Mr. Brody nods and clears his throat—not the phony little ahem , but an actual, human cough.

“Ms. Wiley, I may not have told you the whole truth, but I have never told you a deliberate lie,” he says, his voice light and clear. “A small distinction, granted, but as you and I both know, it’s the little things that make the difference.”

I look at him. I should’ve just left.

“What I mean, Alice, is that I made my own mistakes that night,” he says more quietly. “And I had my own uncertainties about who I saw and when.”

I think of the incident report—its glaring lack of specificity. No names, no physical descriptions.

I told you I saw Patrick Yates , he’d said. And I did, among others . Others. More than one.

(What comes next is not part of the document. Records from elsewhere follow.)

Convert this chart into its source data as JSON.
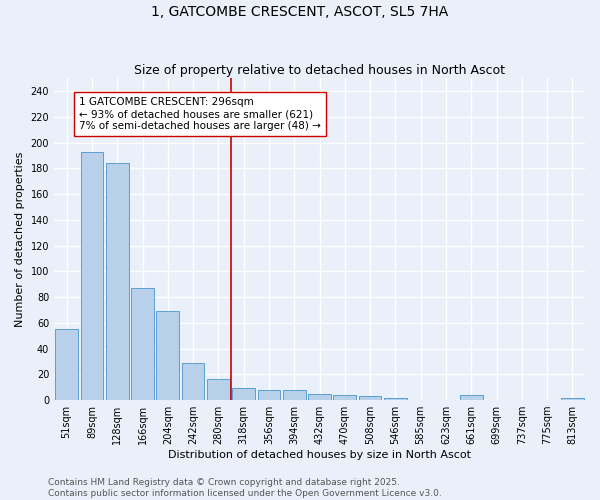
{
  "title": "1, GATCOMBE CRESCENT, ASCOT, SL5 7HA",
  "subtitle": "Size of property relative to detached houses in North Ascot",
  "xlabel": "Distribution of detached houses by size in North Ascot",
  "ylabel": "Number of detached properties",
  "categories": [
    "51sqm",
    "89sqm",
    "128sqm",
    "166sqm",
    "204sqm",
    "242sqm",
    "280sqm",
    "318sqm",
    "356sqm",
    "394sqm",
    "432sqm",
    "470sqm",
    "508sqm",
    "546sqm",
    "585sqm",
    "623sqm",
    "661sqm",
    "699sqm",
    "737sqm",
    "775sqm",
    "813sqm"
  ],
  "values": [
    55,
    193,
    184,
    87,
    69,
    29,
    16,
    9,
    8,
    8,
    5,
    4,
    3,
    2,
    0,
    0,
    4,
    0,
    0,
    0,
    2
  ],
  "bar_color": "#b8d0ea",
  "bar_edge_color": "#5a9fd4",
  "property_line_x": 6.5,
  "property_line_color": "#cc0000",
  "annotation_text": "1 GATCOMBE CRESCENT: 296sqm\n← 93% of detached houses are smaller (621)\n7% of semi-detached houses are larger (48) →",
  "annotation_box_color": "#ffffff",
  "annotation_box_edge_color": "#cc0000",
  "ylim": [
    0,
    250
  ],
  "yticks": [
    0,
    20,
    40,
    60,
    80,
    100,
    120,
    140,
    160,
    180,
    200,
    220,
    240
  ],
  "footer_text": "Contains HM Land Registry data © Crown copyright and database right 2025.\nContains public sector information licensed under the Open Government Licence v3.0.",
  "bg_color": "#eaf0fa",
  "grid_color": "#ffffff",
  "title_fontsize": 10,
  "subtitle_fontsize": 9,
  "axis_label_fontsize": 8,
  "tick_fontsize": 7,
  "annotation_fontsize": 7.5,
  "footer_fontsize": 6.5
}
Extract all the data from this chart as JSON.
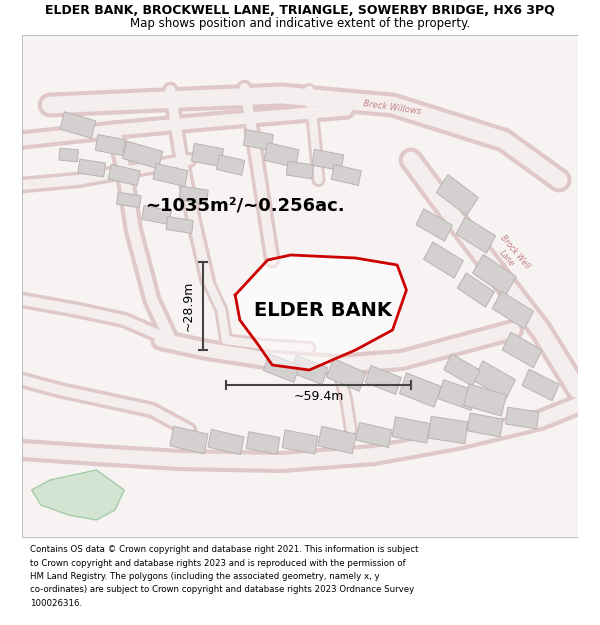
{
  "title_line1": "ELDER BANK, BROCKWELL LANE, TRIANGLE, SOWERBY BRIDGE, HX6 3PQ",
  "title_line2": "Map shows position and indicative extent of the property.",
  "property_label": "ELDER BANK",
  "area_text": "~1035m²/~0.256ac.",
  "width_text": "~59.4m",
  "height_text": "~28.9m",
  "footer_lines": [
    "Contains OS data © Crown copyright and database right 2021. This information is subject",
    "to Crown copyright and database rights 2023 and is reproduced with the permission of",
    "HM Land Registry. The polygons (including the associated geometry, namely x, y",
    "co-ordinates) are subject to Crown copyright and database rights 2023 Ordnance Survey",
    "100026316."
  ],
  "property_outline": "#cc0000",
  "dim_color": "#444444",
  "road_outer": "#e0c8c8",
  "road_inner": "#f5eeee",
  "building_fc": "#d4d0d0",
  "building_ec": "#b8b4b4",
  "green_fc": "#c5dfc5",
  "green_ec": "#a0c8a0",
  "road_label_color": "#c08080",
  "map_bg": "#f7f3f3"
}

“They were thick as thieves, those two—always together, always up to something,” Brody says. “I was none too pleased about Jamie working in the cloakroom that night, knowing your brother would be at the party. On top of everything else, I’d have to keep track of them too.”

I can see it in my memory: Brody, always looming in the near distance, his glare always pointed in our direction. But we were used to those disdainful looks at the club. We stuck out like sore thumbs in our borrowed shoes and clothes that never fit right.

I look up, something clicking.

“The suits?” I ask, thinking aloud.

I see Jamie in his father’s jacket—he’d stuck out too that night.

“Well, no,” Brody says, nodding his head sideways. “Not that alone. All the young men wore those baggy suits back then—dreadful fad. But yes, I take your point. One can always tell.”

He averts his gaze, and I feel my cheeks heat up.

Of course it wasn’t just our clothes. It was our haircuts and our names and the stench of our self-consciousness.

One could tell just from the way we carried ourselves.

One could spot an outsider from a mile away.

And standing on the terrace that night, Brody was much closer than a mile.

I look at Brody. He looks back, his face heavy with despair.

“I didn’t know which one of them it was.”